New Liability Thresholds & Relief for Reporting General Releases

The American Insurance Association (AIA) appealed to the Secretary of Health and Human Services (HHS) and the Centers for Medicare and Medicaid Services (CMS) responded with clarification of pre-1980 exposure and new vastly larger reporting thresholds under MMSEA Section 111 Mandatory Insurer Reporting.

Changes in Reporting Mass Tort Cases
In response to earlier concerns expressed by the insurance industry, CMS instituted a mass torts working group.  The members of the group ranged from reporting agents to insurance company defense counsel and plaintiff attorneys.  As the meetings progressed two issues came to the forefront: 1.) Reporting cases prior to 05 December 1980 and 2.) General releases.  CMS has addressed the first issue in their latest alert published on 30 September 2011 by exempting from reporting cases in which the relevant Date Of Incident (DOI) was before 05 December 1980. CMS dealt with industries second issue by exempting “broad general release (rather than a specific release), which effectively releases exposure or ingestion on or after 12/5/1980.”  Much as they exempted during one teleconference reporting general releases that released (unclaimed) medicals as part of an employment termination. These two concessions should effectively resolve industry concerns.

Changes in Liability Reporting Thresholds
Although there has been significant external and internal pressure on CMS to establish realistic reimbursement thresholds since the June 2011 House Oversight and Investigations Subcommittee grilling of Deborah Taylor (CMS’s CFO), CMS’s change to the reporting thresholds should not be attributed to a softening on their position on the $300 dollar limit on recovery.  The most likely scenario is that CMS is trying to reduce the pressure on the Medicare Secondary Payer Recovery Contractor (MSPRC) to allow them to catch up and manage the transition to a new contractor early next year.
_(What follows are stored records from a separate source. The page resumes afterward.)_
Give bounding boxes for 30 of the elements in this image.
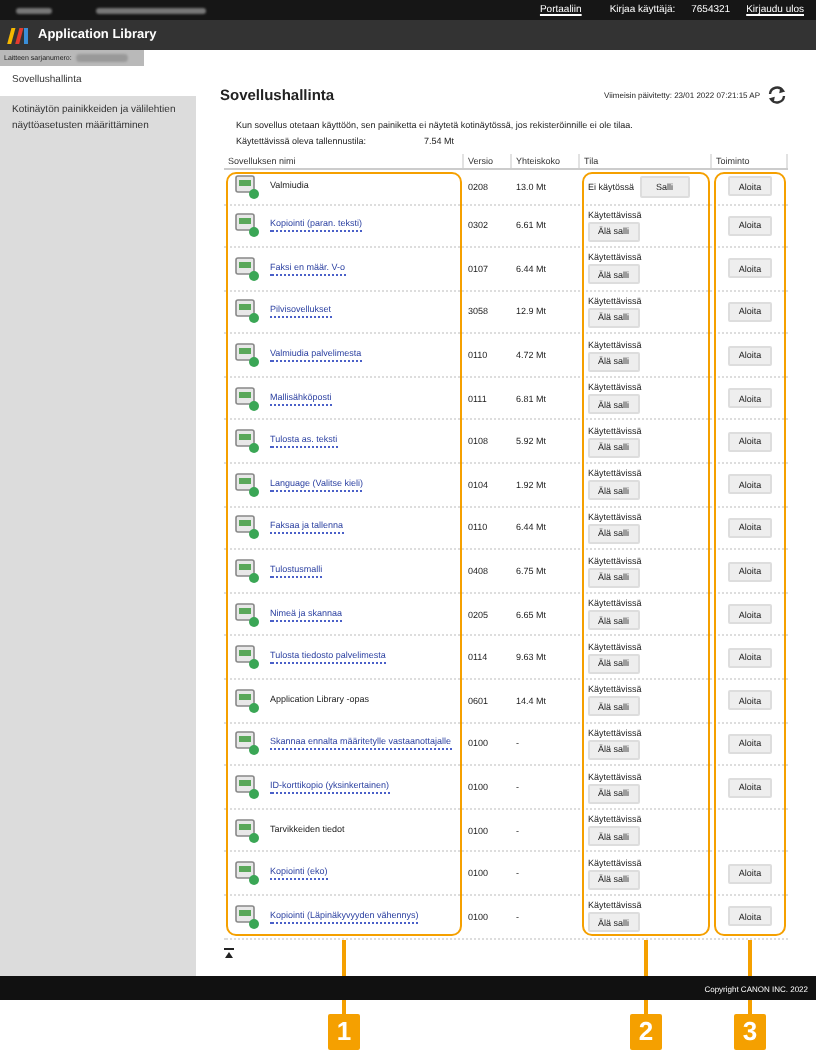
app-icon xyxy=(234,298,260,325)
app-icon xyxy=(234,860,260,887)
app-icon xyxy=(234,687,260,714)
callout-number: 3 xyxy=(734,1014,766,1050)
app-icon xyxy=(234,903,260,930)
leader-line xyxy=(644,939,647,1014)
logo-icon xyxy=(6,25,30,45)
leader-line xyxy=(748,939,751,1014)
app-icon xyxy=(234,817,260,844)
refresh-icon xyxy=(766,84,788,106)
app-icon xyxy=(234,173,260,200)
app-icon xyxy=(234,212,260,239)
scroll-top-icon xyxy=(224,947,234,958)
leader-line xyxy=(342,939,345,1014)
app-icon xyxy=(234,514,260,541)
redacted-label xyxy=(96,7,206,13)
app-icon xyxy=(234,601,260,628)
app-icon xyxy=(234,774,260,801)
redacted-label xyxy=(16,7,52,13)
callout-number: 2 xyxy=(630,1014,662,1050)
app-icon xyxy=(234,255,260,282)
app-icon xyxy=(234,342,260,369)
app-icon xyxy=(234,471,260,498)
callout-number: 1 xyxy=(328,1014,360,1050)
redacted-label xyxy=(75,54,128,62)
app-icon xyxy=(234,428,260,455)
app-icon xyxy=(234,730,260,757)
app-icon xyxy=(234,644,260,671)
app-icon xyxy=(234,385,260,412)
app-icon xyxy=(234,558,260,585)
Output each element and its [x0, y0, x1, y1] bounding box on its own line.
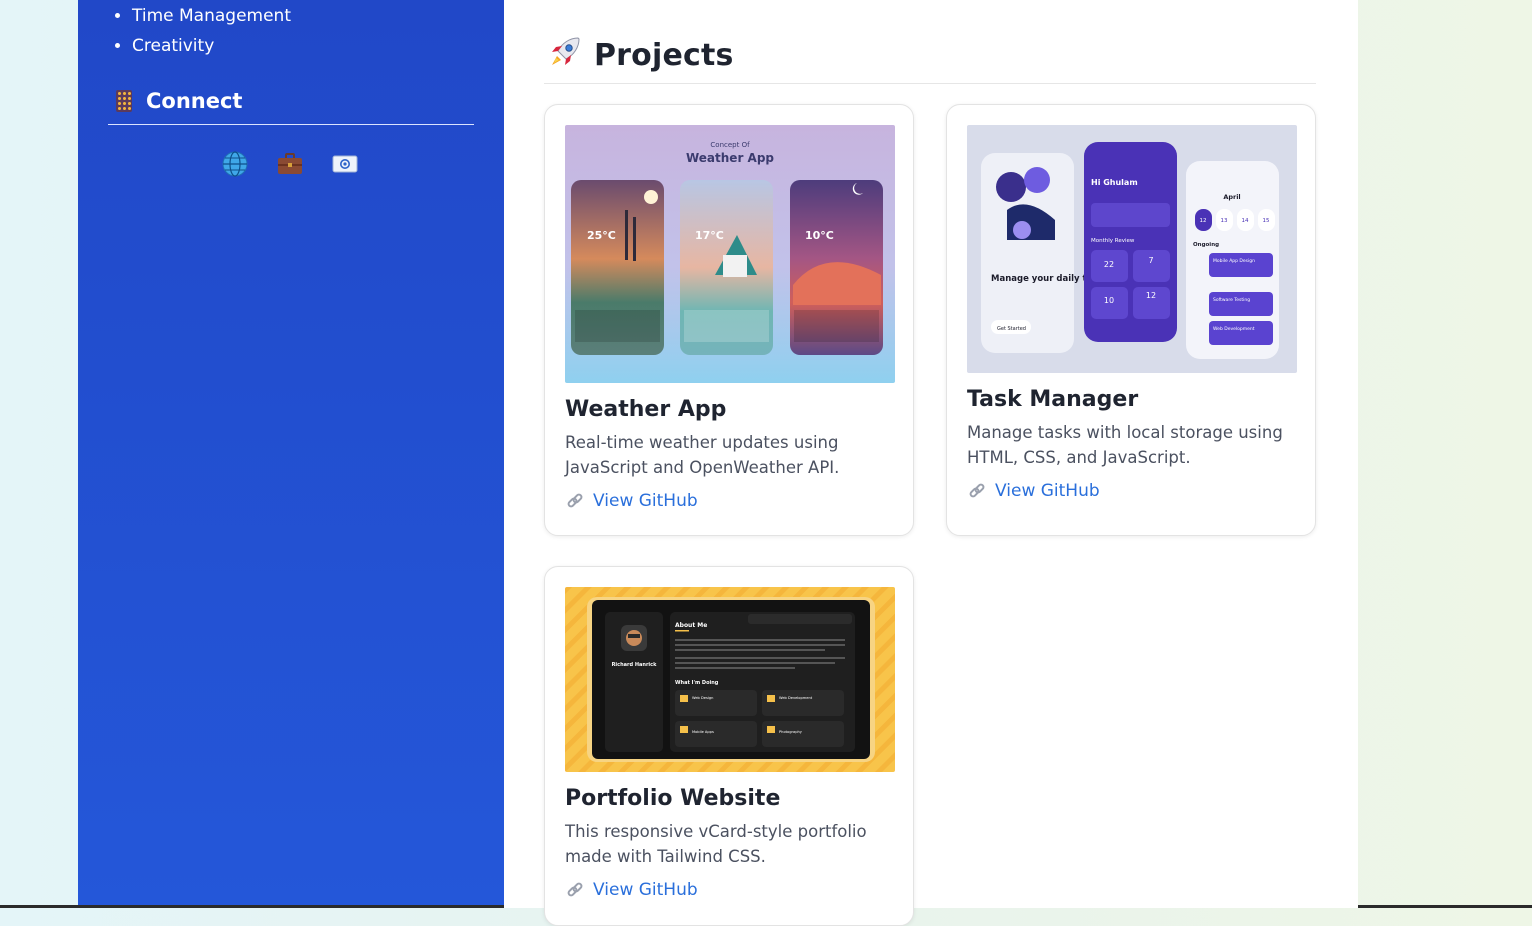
view-github-label: View GitHub [593, 491, 698, 511]
email-icon[interactable] [331, 150, 359, 178]
rocket-icon [548, 35, 582, 76]
list-item: Time Management [132, 1, 291, 31]
tm-day-1: 12 [1200, 218, 1207, 224]
main-content: Projects Concept Of Weather App 25°C 17°… [504, 0, 1358, 926]
view-github-link[interactable]: View GitHub [565, 491, 698, 511]
page-title: Projects [594, 38, 734, 73]
view-github-label: View GitHub [593, 880, 698, 900]
link-icon [567, 493, 583, 508]
project-description: Manage tasks with local storage using HT… [967, 423, 1283, 467]
pf-service-4: Photography [779, 730, 803, 734]
projects-header: Projects [544, 28, 1316, 84]
tm-task-3: Web Development [1213, 326, 1255, 332]
tm-ongoing: Ongoing [1193, 242, 1219, 248]
portfolio-website-image: Richard Hanrick About Me What I'm Doing … [565, 587, 895, 772]
temp-1: 25°C [587, 229, 616, 242]
project-card-task-manager: Manage your daily tasks Get Started Hi G… [946, 104, 1316, 536]
project-description: Real-time weather updates using JavaScri… [565, 433, 840, 477]
tm-greeting: Hi Ghulam [1091, 178, 1138, 187]
abacus-icon [116, 90, 132, 112]
tm-task-1: Mobile App Design [1213, 258, 1255, 264]
tm-review: Monthly Review [1091, 238, 1135, 244]
connect-label: Connect [146, 89, 243, 113]
temp-2: 17°C [695, 229, 724, 242]
tm-task-2: Software Testing [1213, 297, 1250, 303]
project-title: Task Manager [967, 387, 1139, 412]
tm-stat-3: 10 [1104, 296, 1114, 305]
connect-heading: Connect [108, 86, 474, 125]
tm-day-2: 13 [1221, 218, 1228, 224]
tm-month: April [1223, 193, 1240, 201]
tm-stat-4: 12 [1146, 291, 1156, 300]
task-manager-image: Manage your daily tasks Get Started Hi G… [967, 125, 1297, 373]
tm-day-3: 14 [1242, 218, 1249, 224]
pf-name: Richard Hanrick [612, 662, 658, 668]
tm-stat-1: 22 [1104, 260, 1114, 269]
view-github-label: View GitHub [995, 481, 1100, 501]
tm-day-4: 15 [1263, 218, 1270, 224]
weather-app-image: Concept Of Weather App 25°C 17°C 10°C [565, 125, 895, 383]
tm-stat-2: 7 [1148, 256, 1153, 265]
link-icon [567, 882, 583, 897]
skills-list: Time Management Creativity [132, 1, 291, 61]
project-card-portfolio: Richard Hanrick About Me What I'm Doing … [544, 566, 914, 926]
temp-3: 10°C [805, 229, 834, 242]
project-title: Portfolio Website [565, 786, 781, 811]
project-card-weather: Concept Of Weather App 25°C 17°C 10°C We… [544, 104, 914, 536]
view-github-link[interactable]: View GitHub [565, 880, 698, 900]
briefcase-icon[interactable] [276, 150, 304, 178]
pf-service-3: Mobile Apps [692, 730, 714, 734]
view-github-link[interactable]: View GitHub [967, 481, 1100, 501]
pf-doing: What I'm Doing [675, 680, 719, 686]
globe-icon[interactable] [221, 150, 249, 178]
weather-heading: Weather App [686, 151, 774, 165]
social-links [221, 150, 359, 178]
link-icon [969, 483, 985, 498]
pf-about: About Me [675, 622, 707, 629]
project-description: This responsive vCard-style portfolio ma… [565, 822, 867, 866]
tm-get-started: Get Started [997, 326, 1026, 332]
pf-service-2: Web Development [779, 696, 813, 700]
project-title: Weather App [565, 397, 727, 422]
weather-heading-small: Concept Of [710, 141, 750, 149]
pf-service-1: Web Design [692, 696, 713, 700]
list-item: Creativity [132, 31, 291, 61]
sidebar: Time Management Creativity Connect [78, 0, 504, 905]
CMS has raised the limit for reporting a payment, judgment or award:

  • After 1 October 2011 from $5,000 to $100,000
  • After 1 April 2012 to $50,000
  • After 1 July 2012 to $10,000
  • After 1 October 2012 back to $5,000

Keep Running Queries
As alluded to above, the RRE should not confuse their reporting requirements [42 U.S.C. 1395y(b)(8)] with the Medicare Secondary Payer statute [42 U.S.C. 1395y(b)(2)] right to recover conditional payments.  Medicare is still going to issue conditional payment letters and demands for reimbursement for payments, judgments or awards over $300.  Plaintiff attorneys are still going to file their cases with the COBC and the insurer / self-insurer should still take what measures they deem fit to protect Medicare’s interest in recovering their conditional payments.  At a minimum stay on top of querying to determine which settlement involved a Medicare beneficiary.

History of Recovery Thresholds
In my role as the Medicare Secondary Payer Recovery Contract (MSPRC) Program Director I led a Six-Sigma effort to proactively reduce the time and cost of recoveries across the program.  We had many successes within our organization: we caught up on 800,000 pieces of work left us by prior contractors and got well within our contractual guidelines (e.g., less than 65 days) within a year.  One of the initiatives that the MSPRC CFO and I personally led was an effort to establish a minimum recovery amount.  It was obvious to us, as it was later to the members of the Congressional Panel, that it could cost more to recover money than it was worth.  Our analysis demonstrated that the absolute minimum collection costs were $25 -- opening the mail, sorting the mail, processing the payment, posting the payment, balancing the ledger and mailing the case closed letter.  When we first approached this subject with CMS, we were warned by our Project Officer that attempts had been made in the past by previous MSP contractors and all were rebuffed by the office of the CMS CFO (prior to Ms. Taylor’s tenure).  The CMS CFO’s logic was that it was an automated process and therefore didn’t cost “anything.”   We got the same message as before and the effort died.  I am happy to see things have changed.

Is the $300 Minimum Likely to Increase?
As noted above, the MSPRC could process a payment for $25, so why isn’t that the minimum?  As part of our Six-Sigma efforts we counted everything; for instance, the number of Conditional Payment Letters (CPL), the time it took to process them, the number that were returned as disputed, the number that were disputed more than once, AND over all of this which worked better: our then-new automated CPL tool, the old manual system or a combination.   With this data the MSPRC created simple statistical models: it takes 20 minutes to generate a CPL, 30% are disputed, 2% are disputed twice and know you know how much time on average it takes to do an entire process.  Do this for each process and you know how what the average cost per case is across the entire operation.  One suspects that the cost today is $300.  Sad news for those that were hoping for the RAND Corporation’s approved $5,000 mark.